Species of flowering plant

Castilleja chrysantha, commonly called the Wallowa paintbrush, yellowish paintbrush, common Wallowa paintbrush, and yellow Wallowa Indian paintbrush, is a species of paintbrush.

==Description==
This is a short perennial plant growing 4-12 in tall, with larger specimens tending to occur in the Blue Mountains. Leaves are bright green with flower bracts being greenish, yellow, or sometimes purplish. Flowers are longer than the bracts and bright yellow.

==Range==
This species is endemic to Oregon, primarily found in the Wallowa Mountains, but sparingly occurs in the Blue Mountains west to Wasco County.
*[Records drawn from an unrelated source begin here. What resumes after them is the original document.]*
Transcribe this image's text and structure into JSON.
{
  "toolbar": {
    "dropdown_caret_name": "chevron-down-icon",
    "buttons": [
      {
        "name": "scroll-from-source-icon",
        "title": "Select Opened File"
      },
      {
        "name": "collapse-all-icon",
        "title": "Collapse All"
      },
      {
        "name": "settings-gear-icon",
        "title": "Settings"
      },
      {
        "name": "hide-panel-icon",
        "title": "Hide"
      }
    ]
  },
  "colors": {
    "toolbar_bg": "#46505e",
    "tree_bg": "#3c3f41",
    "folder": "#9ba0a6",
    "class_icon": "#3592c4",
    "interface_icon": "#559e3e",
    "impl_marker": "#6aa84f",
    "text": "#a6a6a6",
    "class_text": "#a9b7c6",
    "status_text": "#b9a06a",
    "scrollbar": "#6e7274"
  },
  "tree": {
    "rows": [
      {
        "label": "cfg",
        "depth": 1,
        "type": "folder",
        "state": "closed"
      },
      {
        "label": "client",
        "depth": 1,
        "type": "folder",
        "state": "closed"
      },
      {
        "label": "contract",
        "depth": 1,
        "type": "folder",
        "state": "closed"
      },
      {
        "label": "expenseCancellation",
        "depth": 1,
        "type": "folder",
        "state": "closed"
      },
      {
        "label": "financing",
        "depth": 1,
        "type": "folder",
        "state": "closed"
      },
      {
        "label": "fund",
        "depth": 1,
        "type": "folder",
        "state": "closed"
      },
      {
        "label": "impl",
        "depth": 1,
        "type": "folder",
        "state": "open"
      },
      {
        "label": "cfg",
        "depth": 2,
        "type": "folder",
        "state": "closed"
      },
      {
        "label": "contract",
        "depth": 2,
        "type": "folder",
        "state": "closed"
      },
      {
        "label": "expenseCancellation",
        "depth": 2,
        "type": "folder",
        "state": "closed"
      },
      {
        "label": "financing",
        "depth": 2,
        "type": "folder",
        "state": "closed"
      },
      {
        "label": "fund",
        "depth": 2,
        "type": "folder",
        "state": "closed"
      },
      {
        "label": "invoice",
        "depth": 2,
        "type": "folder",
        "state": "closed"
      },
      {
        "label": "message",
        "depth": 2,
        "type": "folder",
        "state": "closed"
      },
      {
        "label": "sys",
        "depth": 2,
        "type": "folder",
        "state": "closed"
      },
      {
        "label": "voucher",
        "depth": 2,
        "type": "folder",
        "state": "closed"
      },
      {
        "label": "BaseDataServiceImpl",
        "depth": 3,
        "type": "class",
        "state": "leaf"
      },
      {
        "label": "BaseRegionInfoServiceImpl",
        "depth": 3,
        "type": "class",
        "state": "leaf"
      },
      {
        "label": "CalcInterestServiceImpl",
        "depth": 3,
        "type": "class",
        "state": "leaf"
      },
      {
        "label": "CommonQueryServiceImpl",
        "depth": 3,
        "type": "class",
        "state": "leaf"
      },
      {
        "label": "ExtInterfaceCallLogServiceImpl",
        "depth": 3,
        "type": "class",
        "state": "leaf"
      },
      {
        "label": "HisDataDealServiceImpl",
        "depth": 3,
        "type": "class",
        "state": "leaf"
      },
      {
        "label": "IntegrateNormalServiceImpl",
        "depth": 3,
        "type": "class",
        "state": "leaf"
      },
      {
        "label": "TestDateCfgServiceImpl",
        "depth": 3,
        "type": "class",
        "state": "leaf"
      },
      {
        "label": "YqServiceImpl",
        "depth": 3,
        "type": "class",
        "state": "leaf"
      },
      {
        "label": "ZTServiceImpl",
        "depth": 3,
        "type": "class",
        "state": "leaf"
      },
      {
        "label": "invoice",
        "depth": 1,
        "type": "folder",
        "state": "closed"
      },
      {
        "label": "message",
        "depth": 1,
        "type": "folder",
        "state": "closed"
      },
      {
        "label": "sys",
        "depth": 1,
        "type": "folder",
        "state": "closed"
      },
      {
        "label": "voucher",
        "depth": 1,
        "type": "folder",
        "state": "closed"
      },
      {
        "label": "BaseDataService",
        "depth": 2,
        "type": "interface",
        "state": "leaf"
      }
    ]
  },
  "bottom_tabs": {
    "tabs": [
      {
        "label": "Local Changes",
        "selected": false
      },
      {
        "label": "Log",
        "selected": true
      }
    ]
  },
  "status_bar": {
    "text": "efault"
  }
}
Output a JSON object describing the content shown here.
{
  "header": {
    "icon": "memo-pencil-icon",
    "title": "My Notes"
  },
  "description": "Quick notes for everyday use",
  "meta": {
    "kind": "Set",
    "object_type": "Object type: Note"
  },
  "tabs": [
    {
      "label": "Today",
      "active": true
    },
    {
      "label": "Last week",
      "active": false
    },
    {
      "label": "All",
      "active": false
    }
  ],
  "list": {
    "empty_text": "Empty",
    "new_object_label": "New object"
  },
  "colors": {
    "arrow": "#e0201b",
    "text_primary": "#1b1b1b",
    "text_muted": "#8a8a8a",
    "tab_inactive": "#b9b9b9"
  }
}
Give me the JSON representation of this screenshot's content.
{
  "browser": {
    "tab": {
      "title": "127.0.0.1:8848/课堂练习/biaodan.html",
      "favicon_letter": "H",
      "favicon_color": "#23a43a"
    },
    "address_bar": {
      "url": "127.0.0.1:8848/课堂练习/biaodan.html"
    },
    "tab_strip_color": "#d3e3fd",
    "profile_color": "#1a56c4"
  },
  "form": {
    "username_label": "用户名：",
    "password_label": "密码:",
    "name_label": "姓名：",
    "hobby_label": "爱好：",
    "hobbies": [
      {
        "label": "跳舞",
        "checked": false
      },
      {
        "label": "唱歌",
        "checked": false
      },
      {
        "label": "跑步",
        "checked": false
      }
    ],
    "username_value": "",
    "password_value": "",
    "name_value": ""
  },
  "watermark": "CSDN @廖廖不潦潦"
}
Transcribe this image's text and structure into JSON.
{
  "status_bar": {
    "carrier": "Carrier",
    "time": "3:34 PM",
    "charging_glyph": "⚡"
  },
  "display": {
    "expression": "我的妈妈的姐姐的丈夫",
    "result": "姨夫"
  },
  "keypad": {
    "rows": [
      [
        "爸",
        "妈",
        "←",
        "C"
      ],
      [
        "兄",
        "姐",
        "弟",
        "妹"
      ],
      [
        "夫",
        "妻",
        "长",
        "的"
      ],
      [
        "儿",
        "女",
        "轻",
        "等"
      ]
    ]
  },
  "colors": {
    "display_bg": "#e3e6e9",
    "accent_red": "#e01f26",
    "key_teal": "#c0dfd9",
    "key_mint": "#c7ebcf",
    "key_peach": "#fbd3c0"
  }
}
It has only been recorded in seven counties.

==Habitat==
This species grows in mesic subalpine or alpine meadows, often near glacial lakes. It can also be found on talus slopes and ridges.

==Etymology==
The scientific name "chrysantha" comes from Latin meaning "with golden flowers."

==Phenology==
Flowers can bloom from May to October, but is mostly seen in July and August.

==Taxonomy==
Because of the strict requirements for this species to grow, not much is known or its variation. Plants that grow in the Blue Mountains grow significantly taller, more erect, and at lower elevations than any populations in the Wallowas. Plants growing on dry talus slopes and talus tend to have strongly purplish bracts and longer hairs, leading to the description of Castilleja ownbeyana. Another taxa called Castilleja wallowensis is now believed to a variable hybrid between this species and C. rhexiifolia, but it is still recognized as a full species by Plants of the World Online (POWO). It also includes the synonym Castilleja indecora.